The issue splits itself into two narratives that join in the middle. Utilizing the “flip-book” design, one half presents the tale of World War I veteran William Pike as he ventures into the Amazon to search for a mystical cure to his harrowing post-traumatic stress disorder. Turn the comic over with a vertical spin, and watch botanist Nika Temsmith as she hunts for a rare flower – the titular trillium – to cure a sentient virus devastating mankind in 3739. Both segments depict fascinating characters enduring horrifying situations, though William’s desperation creates a far more involving atmosphere. Much like many of Lemire’s protagonists, he’s flawed and broken, and the people around him suffer as a result.

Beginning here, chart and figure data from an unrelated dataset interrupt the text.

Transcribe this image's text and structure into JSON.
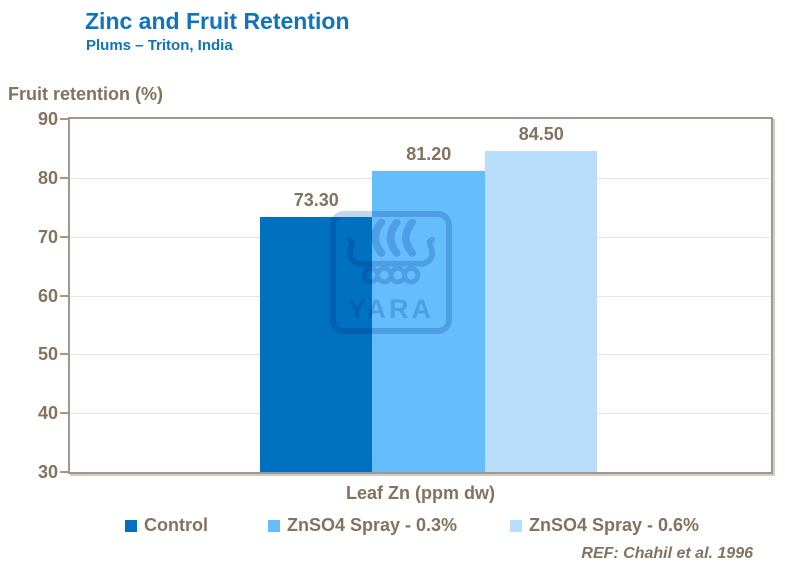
{
  "header": {
    "title": "Zinc and Fruit Retention",
    "subtitle": "Plums – Triton, India"
  },
  "chart_data": {
    "type": "bar",
    "title": "Zinc and Fruit Retention",
    "subtitle": "Plums – Triton, India",
    "ylabel": "Fruit retention (%)",
    "xlabel": "Leaf Zn (ppm dw)",
    "ylim": [
      30,
      90
    ],
    "yticks": [
      "90",
      "80",
      "70",
      "60",
      "50",
      "40",
      "30"
    ],
    "grid": "horizontal",
    "legend_position": "bottom",
    "categories": [
      "Control",
      "ZnSO4 Spray - 0.3%",
      "ZnSO4 Spray - 0.6%"
    ],
    "values": [
      73.3,
      81.2,
      84.5
    ],
    "value_labels": [
      "73.30",
      "81.20",
      "84.50"
    ],
    "bar_colors": [
      "#0071C1",
      "#66BDFC",
      "#B9DEFB"
    ]
  },
  "legend": {
    "items": [
      {
        "label": "Control",
        "color": "#0071C1"
      },
      {
        "label": "ZnSO4 Spray - 0.3%",
        "color": "#66BDFC"
      },
      {
        "label": "ZnSO4 Spray - 0.6%",
        "color": "#B9DEFB"
      }
    ]
  },
  "watermark": {
    "text": "YARA",
    "icon": "viking-ship-icon"
  },
  "footer": {
    "reference": "REF: Chahil et al. 1996"
  },
  "colors": {
    "title_blue": "#0D74BD",
    "text_brown": "#83725E",
    "axis_border": "#A3968B",
    "gridline": "#E7E5E2"
  }
}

And Lemire’s pencils aren’t afraid to show how flawed and broken his characters are. Like stop-motion animation, the visuals groan and crease with small fractures and stress lines, most noticeably in the wrinkles of Pike’s forehead or the gaunt outline of his cheeks. Conversely, Nika’s steadfast resolve comes across in her confident body language and assertive gaze. These aren’t characters who will inspire action figures, but they do inspire emotion. And enough can’t be said for the water coloring; much like Matt Kindt’s work in MIND MGMT, these warm, craggy stains provide a texture that makes these worlds that much more tangible.
The best moments of Trillium are the ones that superficially say the least; Pike’s textless flashback to a trench turned mass grave is especially evocative. Nika’s sci-fi portion is a tad busy, but its exposition segues to a gorgeous psychedelic splash page and art that breathes much more easily. If Lemire has adopted the quicker pacing of his recent works, he still knows when to pan the camera back and let his layouts project the vivid imagination bustling inside of him. And that’s what makes Trillium such a special work: this is a piece of an artist pulled from a deep place nobody’s ever seen before. And for Lemire to share that, all we can say is thank you.